Im new to this forum, my 28 year old daughter has just be diagnosed with breast cancer, we are all devastated, my daughter is being so brave and we are all falling to bits my daughter has just been married less than a year and has got to lovely children who are 7 years and 5 years. im so confused i dont know how to start to help her xx
I was diagnosed in Dec age 31 and also have 2 children age 7 and 4. The waiting for treatment to start is the worst part of it all. I have had my first chemo last monday and to be honest am feeling pretty good.
This site has been an enormous support to me and is really great for getting positive advice. The women on here are amazing.
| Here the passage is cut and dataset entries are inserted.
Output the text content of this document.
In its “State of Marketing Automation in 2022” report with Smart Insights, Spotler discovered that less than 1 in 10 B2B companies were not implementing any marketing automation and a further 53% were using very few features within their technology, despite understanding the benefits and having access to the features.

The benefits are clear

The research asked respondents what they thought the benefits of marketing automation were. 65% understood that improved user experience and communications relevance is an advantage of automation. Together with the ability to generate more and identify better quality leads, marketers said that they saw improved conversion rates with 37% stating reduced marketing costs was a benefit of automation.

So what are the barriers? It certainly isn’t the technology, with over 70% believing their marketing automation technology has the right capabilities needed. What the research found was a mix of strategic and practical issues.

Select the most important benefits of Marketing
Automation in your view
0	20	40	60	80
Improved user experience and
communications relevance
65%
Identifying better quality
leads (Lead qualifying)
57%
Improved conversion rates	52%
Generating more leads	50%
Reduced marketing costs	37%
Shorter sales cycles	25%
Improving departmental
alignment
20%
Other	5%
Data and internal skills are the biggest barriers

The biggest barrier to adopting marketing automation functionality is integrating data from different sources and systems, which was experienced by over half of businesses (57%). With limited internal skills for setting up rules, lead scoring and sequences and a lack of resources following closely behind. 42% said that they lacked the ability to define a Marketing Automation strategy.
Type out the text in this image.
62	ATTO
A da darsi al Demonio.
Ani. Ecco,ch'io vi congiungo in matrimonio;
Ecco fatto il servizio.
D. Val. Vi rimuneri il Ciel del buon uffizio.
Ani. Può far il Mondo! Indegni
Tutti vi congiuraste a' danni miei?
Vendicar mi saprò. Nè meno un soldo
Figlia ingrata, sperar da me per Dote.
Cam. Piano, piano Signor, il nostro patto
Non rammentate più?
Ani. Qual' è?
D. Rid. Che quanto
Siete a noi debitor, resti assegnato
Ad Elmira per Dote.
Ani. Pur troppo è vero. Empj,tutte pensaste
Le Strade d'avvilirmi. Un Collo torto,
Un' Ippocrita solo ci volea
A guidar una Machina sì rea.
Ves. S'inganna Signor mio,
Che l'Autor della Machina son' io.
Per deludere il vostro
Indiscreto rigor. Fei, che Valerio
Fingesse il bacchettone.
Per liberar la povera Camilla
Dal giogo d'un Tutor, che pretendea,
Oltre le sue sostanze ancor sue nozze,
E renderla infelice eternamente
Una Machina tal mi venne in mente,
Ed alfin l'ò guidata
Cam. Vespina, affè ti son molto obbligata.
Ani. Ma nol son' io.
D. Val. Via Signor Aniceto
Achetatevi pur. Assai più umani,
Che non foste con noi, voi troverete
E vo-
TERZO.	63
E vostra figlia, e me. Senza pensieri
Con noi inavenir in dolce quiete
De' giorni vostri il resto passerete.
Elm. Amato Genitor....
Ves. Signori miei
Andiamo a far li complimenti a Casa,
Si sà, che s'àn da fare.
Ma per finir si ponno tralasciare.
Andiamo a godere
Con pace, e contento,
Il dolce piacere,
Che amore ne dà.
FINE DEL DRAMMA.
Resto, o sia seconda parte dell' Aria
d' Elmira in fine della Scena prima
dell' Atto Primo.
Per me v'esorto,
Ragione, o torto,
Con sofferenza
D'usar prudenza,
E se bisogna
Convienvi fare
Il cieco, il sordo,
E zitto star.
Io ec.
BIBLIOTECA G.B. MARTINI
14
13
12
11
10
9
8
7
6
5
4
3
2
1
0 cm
Any worries or questions are soon answered.
You have come to the right place for some support!
Hayley is going for her op on the 01.02 and then we have got to wait for 2 further weeks for the results from the operation the hospital has been great and have been very speedy.
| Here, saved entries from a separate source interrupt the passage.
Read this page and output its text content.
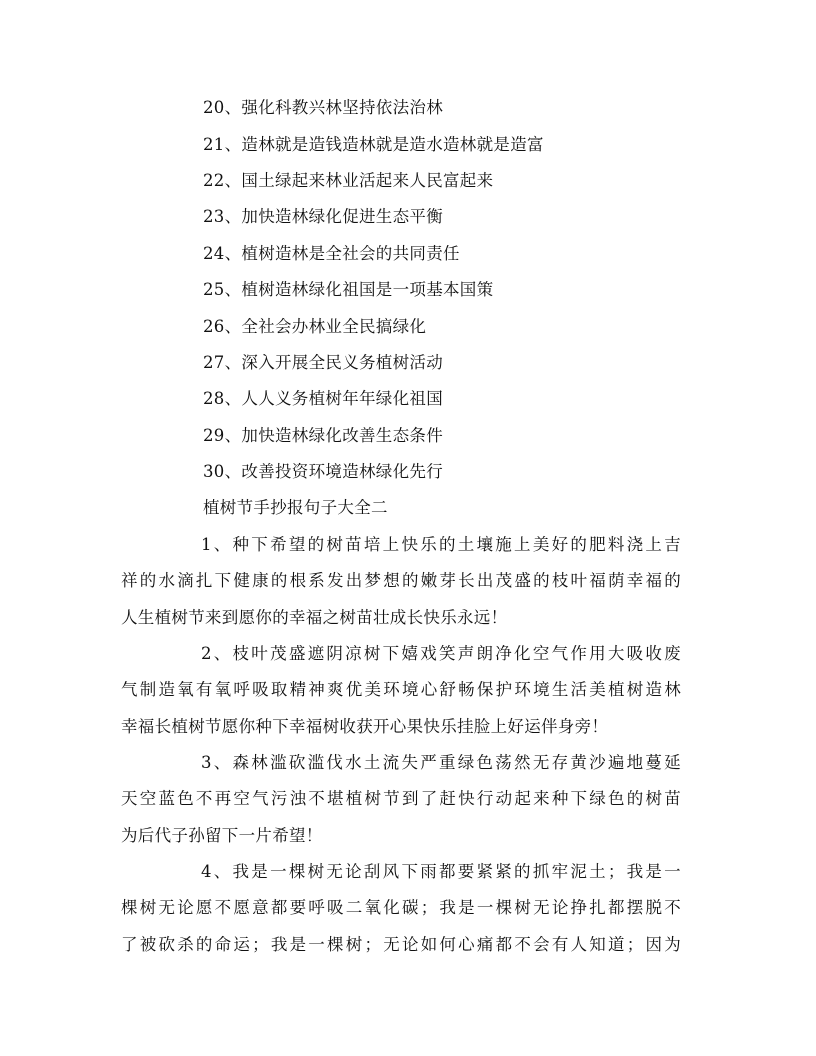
20、强化科教兴林坚持依法治林
21、造林就是造钱造林就是造水造林就是造富
22、国土绿起来林业活起来人民富起来
23、加快造林绿化促进生态平衡
24、植树造林是全社会的共同责任
25、植树造林绿化祖国是一项基本国策
26、全社会办林业全民搞绿化
27、深入开展全民义务植树活动
28、人人义务植树年年绿化祖国
29、加快造林绿化改善生态条件
30、改善投资环境造林绿化先行
植树节手抄报句子大全二
1、种下希望的树苗培上快乐的土壤施上美好的肥料浇上吉
祥的水滴扎下健康的根系发出梦想的嫩芽长出茂盛的枝叶福荫幸福的
人生植树节来到愿你的幸福之树苗壮成长快乐永远！
2、枝叶茂盛遮阴凉树下嬉戏笑声朗净化空气作用大吸收废
气制造氧有氧呼吸取精神爽优美环境心舒畅保护环境生活美植树造林
幸福长植树节愿你种下幸福树收获开心果快乐挂脸上好运伴身旁！
3、森林滥砍滥伐水土流失严重绿色荡然无存黄沙遍地蔓延
天空蓝色不再空气污浊不堪植树节到了赶快行动起来种下绿色的树苗
为后代子孙留下一片希望！
4、我是一棵树无论刮风下雨都要紧紧的抓牢泥土；我是一
棵树无论愿不愿意都要呼吸二氧化碳；我是一棵树无论挣扎都摆脱不
了被砍杀的命运；我是一棵树；无论如何心痛都不会有人知道；因为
sorry your daughter has this to deal with. but she will get through the treatment.
the first few weeks are the worst. waiting for things to get moving, and results. once things become a bit clearer and she knows what treatments are to be given it will get a bit easier.
is she having a lumpectomy, (WLE). this is what i have had so far. if so the op is not too bad. a bit sore/tender rather than really painful. hopefully she may be home the same day. depends on your hospital some stay in overnight. at mine they mainly try to do it as a day patient.
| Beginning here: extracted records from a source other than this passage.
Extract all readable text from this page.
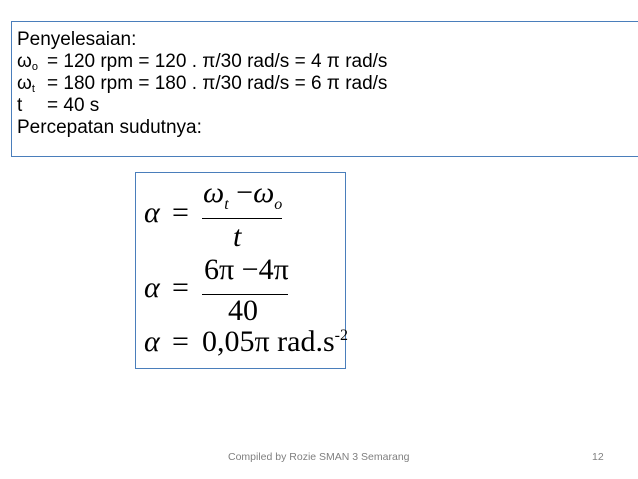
Penyelesaian:
$\omega_o = 120$ rpm = 120 . π/30 rad/s = 4 π rad/s
$\omega_t = 180$ rpm = 180 . π/30 rad/s = 6 π rad/s
t = 40 s
Percepatan sudutnya:
α =
$\omega_t -\omega_o$
t
α =
6π −4π
40
α = 0,05π $rad.s^{-2}$
Compiled by Rozie SMAN 3 Semarang	12
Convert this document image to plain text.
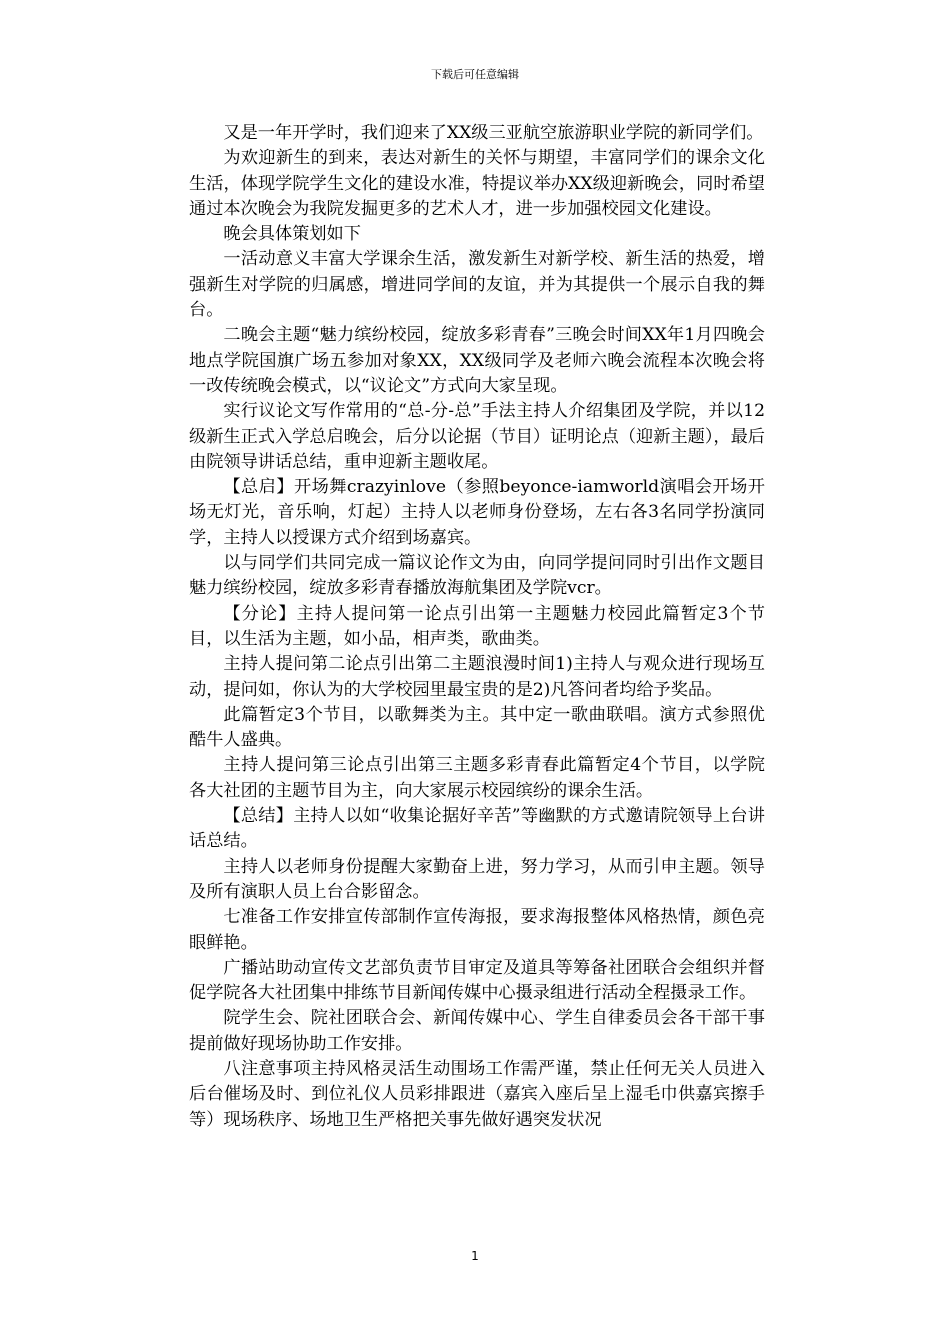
下载后可任意编辑

又是一年开学时，我们迎来了XX级三亚航空旅游职业学院的新同学们。

为欢迎新生的到来，表达对新生的关怀与期望，丰富同学们的课余文化生活，体现学院学生文化的建设水准，特提议举办XX级迎新晚会，同时希望通过本次晚会为我院发掘更多的艺术人才，进一步加强校园文化建设。

晚会具体策划如下

一活动意义丰富大学课余生活，激发新生对新学校、新生活的热爱，增强新生对学院的归属感，增进同学间的友谊，并为其提供一个展示自我的舞台。

二晚会主题“魅力缤纷校园，绽放多彩青春”三晚会时间XX年1月四晚会地点学院国旗广场五参加对象XX，XX级同学及老师六晚会流程本次晚会将一改传统晚会模式，以“议论文”方式向大家呈现。

实行议论文写作常用的“总-分-总”手法主持人介绍集团及学院，并以12级新生正式入学总启晚会，后分以论据（节目）证明论点（迎新主题），最后由院领导讲话总结，重申迎新主题收尾。

【总启】开场舞crazyinlove（参照beyonce-iamworld演唱会开场开场无灯光，音乐响，灯起）主持人以老师身份登场，左右各3名同学扮演同学，主持人以授课方式介绍到场嘉宾。

以与同学们共同完成一篇议论作文为由，向同学提问同时引出作文题目魅力缤纷校园，绽放多彩青春播放海航集团及学院vcr。

【分论】主持人提问第一论点引出第一主题魅力校园此篇暂定3个节目，以生活为主题，如小品，相声类，歌曲类。

主持人提问第二论点引出第二主题浪漫时间1)主持人与观众进行现场互动，提问如，你认为的大学校园里最宝贵的是2)凡答问者均给予奖品。

此篇暂定3个节目，以歌舞类为主。其中定一歌曲联唱。演方式参照优酷牛人盛典。

主持人提问第三论点引出第三主题多彩青春此篇暂定4个节目，以学院各大社团的主题节目为主，向大家展示校园缤纷的课余生活。

【总结】主持人以如“收集论据好辛苦”等幽默的方式邀请院领导上台讲话总结。

主持人以老师身份提醒大家勤奋上进，努力学习，从而引申主题。领导及所有演职人员上台合影留念。

七准备工作安排宣传部制作宣传海报，要求海报整体风格热情，颜色亮眼鲜艳。

广播站助动宣传文艺部负责节目审定及道具等筹备社团联合会组织并督促学院各大社团集中排练节目新闻传媒中心摄录组进行活动全程摄录工作。

院学生会、院社团联合会、新闻传媒中心、学生自律委员会各干部干事提前做好现场协助工作安排。

八注意事项主持风格灵活生动围场工作需严谨，禁止任何无关人员进入后台催场及时、到位礼仪人员彩排跟进（嘉宾入座后呈上湿毛巾供嘉宾擦手等）现场秩序、场地卫生严格把关事先做好遇突发状况

1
i am a few years older than your daughter (39). my mum has been great. she tries to do too much though. coming making sure house is tidy and asking if theres any washing or ironing etc. this is really nice and helpful, but mainly i just like the fact that she is there for me and supporting me through it and so is my dad every step.
at first i found it difficult to discuss anything in front of my mum and dad about it. and was only talking about it with my husband. i think i was trying to protect them and didnt want to upset them by mentioning operations or radiotherapy etc. but after a week or two they told me they didnt want me bottling things up and worrying about upsetting them. that the most important thing was me.
i am sure you will be a great support to your daughter and her family by just being there for her.